Can it work on your own app?
When people hear “source code required,” they may assume this is only for open-source projects, but that is not true. CLI-Anything uses LLM-based static analysis: in Phase 1 it identifies backend engines, data-model formats, and the mapping between GUI actions and APIs. In other words, the code just has to be readable. It does not need to be open source.

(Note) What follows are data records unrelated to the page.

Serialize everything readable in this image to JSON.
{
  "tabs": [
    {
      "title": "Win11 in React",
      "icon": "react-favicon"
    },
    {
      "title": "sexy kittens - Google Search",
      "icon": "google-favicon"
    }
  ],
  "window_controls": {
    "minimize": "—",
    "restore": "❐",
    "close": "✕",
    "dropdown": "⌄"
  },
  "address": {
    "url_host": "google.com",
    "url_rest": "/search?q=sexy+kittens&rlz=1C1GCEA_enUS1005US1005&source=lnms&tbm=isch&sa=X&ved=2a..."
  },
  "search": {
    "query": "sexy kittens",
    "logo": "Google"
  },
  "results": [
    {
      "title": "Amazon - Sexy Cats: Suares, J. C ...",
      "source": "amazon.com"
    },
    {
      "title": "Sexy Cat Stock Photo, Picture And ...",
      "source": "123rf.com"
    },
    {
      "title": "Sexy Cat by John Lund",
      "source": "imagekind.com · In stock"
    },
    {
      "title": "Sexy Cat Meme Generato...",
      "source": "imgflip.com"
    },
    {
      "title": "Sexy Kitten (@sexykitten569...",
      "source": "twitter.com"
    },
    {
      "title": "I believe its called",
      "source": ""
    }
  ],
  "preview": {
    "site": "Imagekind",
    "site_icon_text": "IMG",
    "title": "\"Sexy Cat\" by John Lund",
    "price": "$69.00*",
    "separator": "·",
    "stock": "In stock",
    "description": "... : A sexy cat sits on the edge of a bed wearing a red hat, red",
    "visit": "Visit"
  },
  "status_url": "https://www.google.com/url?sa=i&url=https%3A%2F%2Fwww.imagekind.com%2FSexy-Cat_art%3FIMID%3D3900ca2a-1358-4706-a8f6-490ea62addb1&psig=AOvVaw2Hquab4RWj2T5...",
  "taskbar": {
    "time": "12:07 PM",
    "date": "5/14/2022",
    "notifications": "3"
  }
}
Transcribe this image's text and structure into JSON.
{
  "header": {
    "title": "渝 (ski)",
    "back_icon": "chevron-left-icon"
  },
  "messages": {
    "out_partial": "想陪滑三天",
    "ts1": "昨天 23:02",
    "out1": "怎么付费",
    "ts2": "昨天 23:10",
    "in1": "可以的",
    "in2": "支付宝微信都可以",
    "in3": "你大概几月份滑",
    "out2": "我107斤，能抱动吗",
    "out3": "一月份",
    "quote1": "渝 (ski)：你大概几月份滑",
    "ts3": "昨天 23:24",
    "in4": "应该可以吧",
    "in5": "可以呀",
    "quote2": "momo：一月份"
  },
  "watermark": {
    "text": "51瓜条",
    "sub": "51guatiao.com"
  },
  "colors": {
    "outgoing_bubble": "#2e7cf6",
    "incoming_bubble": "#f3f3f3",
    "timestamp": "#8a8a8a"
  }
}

If you have the source locally, it can work on your own app or on a private repository.
# Local path
/cli-anything:cli-anything ./my-private-app
# GitHub repo URL is fine too, if you have access
/cli-anything https://github.com/your-org/your-repo
You can point it at your own GitHub repo directly. For private repos, git or gh authentication just needs to work. Cloning locally also works.
The resulting CLI quality depends heavily on the codebase:
- apps with a clear API split - for example, well-organized Python modules, REST APIs, or scripting interfaces - produce better CLIs
- apps with structured data models - JSON, XML, SVG, and similar formats are easier to analyze
- apps with solid documentation and README files give the LLM the context it needs
The real condition is not public versus private. It is whether the LLM can read and understand the code. Even an open-source project can produce a poor CLI if the code is spaghetti or the docs are missing.
The generated CLI calls the real backend at runtime, so the target software has to be installed and working on the machine. If the app itself does not run, the CLI will not run either.